I can guess what the problem is, bodies being removed during iteration. I am going to try to fix it, but I'm unable to recreate your issue with your very same project. Maybe it's not calling the update function for some reason? I don't know.

At the begining, the lights were deactivated so I had to set the enable configuration to true and it worked fine. Perhaps you removed a condition to check this out.

Skeletonxf commented 7 years ago

Oh sorry I forgot to tell you how to get to the level where the problems are most easily seen. Hold CTRL and 1 to jump to the demo level, with WASD to move and Space to shoot. There it's clear that some body shadows aren't updating properly.

Having to turn on shaders at the start is somewhat intended behaviour, though I thought the default was on for desktop OSs, basically that boolean is saved to a file so I forgot about it.

matiasah commented 7 years ago

Having physics shapes seems to be very complicated, I'm just going to add a InitFromPhysics method to the bodies so that it can copy shapes and their properties.

This way I'm going to be able to handle changes in the code much more easier, and get rid of the technical debt.

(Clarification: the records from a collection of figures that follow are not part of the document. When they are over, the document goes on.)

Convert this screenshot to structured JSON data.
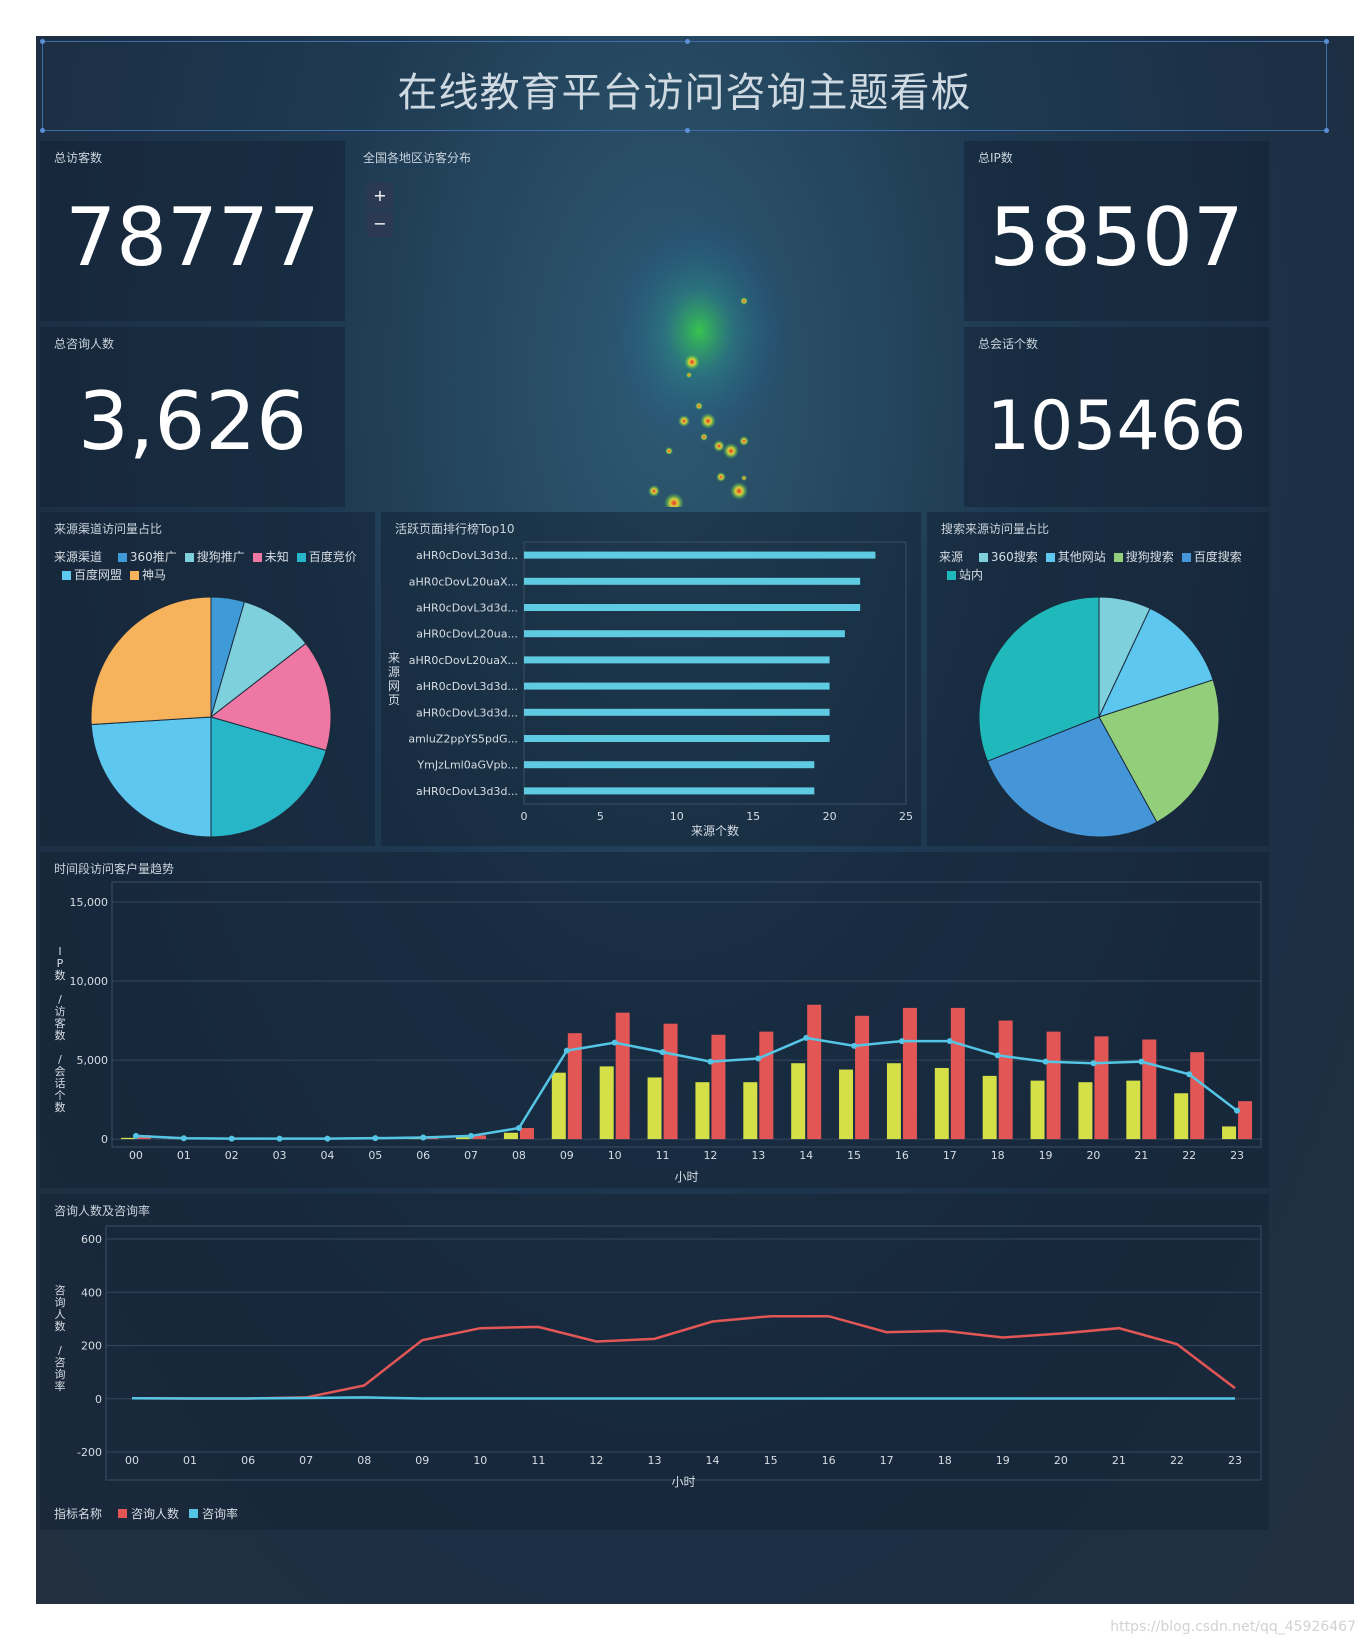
{
  "header": {
    "title": "在线教育平台访问咨询主题看板"
  },
  "kpis": {
    "total_visitors": {
      "label": "总访客数",
      "value": "78777"
    },
    "total_ip": {
      "label": "总IP数",
      "value": "58507"
    },
    "total_consult": {
      "label": "总咨询人数",
      "value": "3,626"
    },
    "total_sessions": {
      "label": "总会话个数",
      "value": "105466"
    }
  },
  "map": {
    "label": "全国各地区访客分布",
    "zoom_in": "+",
    "zoom_out": "−"
  },
  "source_channel": {
    "label": "来源渠道访问量占比",
    "legend_title": "来源渠道",
    "legend": [
      "360推广",
      "搜狗推广",
      "未知",
      "百度竞价",
      "百度网盟",
      "神马"
    ],
    "colors": {
      "360推广": "#3f9bd8",
      "搜狗推广": "#7fd0dd",
      "未知": "#ef77a4",
      "百度竞价": "#26b6c7",
      "百度网盟": "#5ec7ef",
      "神马": "#f7b35b"
    },
    "chart_data": {
      "type": "pie",
      "labels": [
        "360推广",
        "搜狗推广",
        "未知",
        "百度竞价",
        "百度网盟",
        "神马"
      ],
      "values": [
        4.5,
        10,
        15,
        20.5,
        24,
        26
      ]
    }
  },
  "top_pages": {
    "label": "活跃页面排行榜Top10",
    "chart_data": {
      "type": "bar",
      "orientation": "horizontal",
      "categories": [
        "aHR0cDovL3d3d...",
        "aHR0cDovL20uaX...",
        "aHR0cDovL3d3d...",
        "aHR0cDovL20ua...",
        "aHR0cDovL20uaX...",
        "aHR0cDovL3d3d...",
        "aHR0cDovL3d3d...",
        "amluZ2ppYS5pdG...",
        "YmJzLml0aGVpb...",
        "aHR0cDovL3d3d..."
      ],
      "values": [
        23,
        22,
        22,
        21,
        20,
        20,
        20,
        20,
        19,
        19
      ],
      "xlim": [
        0,
        25
      ],
      "xticks": [
        "0",
        "5",
        "10",
        "15",
        "20",
        "25"
      ],
      "xlabel": "来源个数",
      "ylabel": "来源网页",
      "color": "#5fcbe3"
    }
  },
  "search_source": {
    "label": "搜索来源访问量占比",
    "legend_title": "来源",
    "legend": [
      "360搜索",
      "其他网站",
      "搜狗搜索",
      "百度搜索",
      "站内"
    ],
    "colors": {
      "360搜索": "#7fd0dd",
      "其他网站": "#5ec7ef",
      "搜狗搜索": "#93cf7a",
      "百度搜索": "#4596d8",
      "站内": "#1fb9bc"
    },
    "chart_data": {
      "type": "pie",
      "labels": [
        "360搜索",
        "其他网站",
        "搜狗搜索",
        "百度搜索",
        "站内"
      ],
      "values": [
        7,
        13,
        22,
        27,
        31
      ]
    }
  },
  "hourly": {
    "label": "时间段访问客户量趋势",
    "chart_data": {
      "type": "bar",
      "categories": [
        "00",
        "01",
        "02",
        "03",
        "04",
        "05",
        "06",
        "07",
        "08",
        "09",
        "10",
        "11",
        "12",
        "13",
        "14",
        "15",
        "16",
        "17",
        "18",
        "19",
        "20",
        "21",
        "22",
        "23"
      ],
      "series": [
        {
          "name": "IP数",
          "type": "bar",
          "color": "#d5e048",
          "values": [
            80,
            20,
            10,
            10,
            10,
            15,
            40,
            120,
            400,
            4200,
            4600,
            3900,
            3600,
            3600,
            4800,
            4400,
            4800,
            4500,
            4000,
            3700,
            3600,
            3700,
            2900,
            800
          ]
        },
        {
          "name": "会话个数",
          "type": "bar",
          "color": "#e25756",
          "values": [
            250,
            60,
            40,
            30,
            30,
            50,
            100,
            230,
            700,
            6700,
            8000,
            7300,
            6600,
            6800,
            8500,
            7800,
            8300,
            8300,
            7500,
            6800,
            6500,
            6300,
            5500,
            2400
          ]
        },
        {
          "name": "访客数",
          "type": "line",
          "color": "#55c5e6",
          "values": [
            200,
            50,
            30,
            30,
            30,
            60,
            100,
            200,
            700,
            5600,
            6100,
            5500,
            4900,
            5100,
            6400,
            5900,
            6200,
            6200,
            5300,
            4900,
            4800,
            4900,
            4100,
            1800
          ]
        }
      ],
      "ylim": [
        -500,
        15000
      ],
      "yticks": [
        "15,000",
        "10,000",
        "5,000",
        "0"
      ],
      "xlabel": "小时",
      "ylabel": "IP数 /访客数 /会话个数"
    }
  },
  "consult": {
    "label": "咨询人数及咨询率",
    "chart_data": {
      "type": "line",
      "categories": [
        "00",
        "01",
        "06",
        "07",
        "08",
        "09",
        "10",
        "11",
        "12",
        "13",
        "14",
        "15",
        "16",
        "17",
        "18",
        "19",
        "20",
        "21",
        "22",
        "23"
      ],
      "series": [
        {
          "name": "咨询人数",
          "color": "#e25756",
          "values": [
            2,
            1,
            1,
            5,
            50,
            220,
            265,
            270,
            215,
            225,
            290,
            310,
            310,
            250,
            255,
            230,
            245,
            265,
            205,
            40
          ]
        },
        {
          "name": "咨询率",
          "color": "#55c5e6",
          "values": [
            2,
            1,
            1,
            3,
            5,
            1,
            1,
            1,
            1,
            1,
            1,
            1,
            1,
            1,
            1,
            1,
            1,
            1,
            1,
            1
          ]
        }
      ],
      "ylim": [
        -200,
        600
      ],
      "yticks": [
        "600",
        "400",
        "200",
        "0",
        "-200"
      ],
      "xlabel": "小时",
      "ylabel": "咨询人数 /咨询率",
      "legend_title": "指标名称"
    }
  },
  "watermark": "https://blog.csdn.net/qq_45926467"
}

Skeletonxf commented 7 years ago

That seems like a good idea to me.

matiasah commented 7 years ago

I need to ask you, could you upload the file again? I switched from computer and I don't have it here.

Skeletonxf commented 7 years ago

Sure: https://send.firefox.com/download/bce6827d4c/#APXacaFXW0LrorLyZLtUeg

matiasah commented 7 years ago

Link seems to be broken again, any possibility you could upload it on another host?

Skeletonxf commented 7 years ago

Weird. I'll try one more time and if that still doesn't work I'll look for another host. https://send.firefox.com/download/970a0a5fa0/#UHMLUHFIbE1rUyJ5vRTyTA

matiasah commented 7 years ago

What I am sure of, is that it's transform is not modifying it's Transform.HasChanged attribute, because you've been using parented transforms and I haven't and that's why it breaks.

I need to figure out why it doesn't set it's Transform.HasChanged attribute to true.

Skeletonxf commented 7 years ago

Okay that would probably explain why my simpler demo couldn't reproduce it because I wasn't explicitly using Transforms there.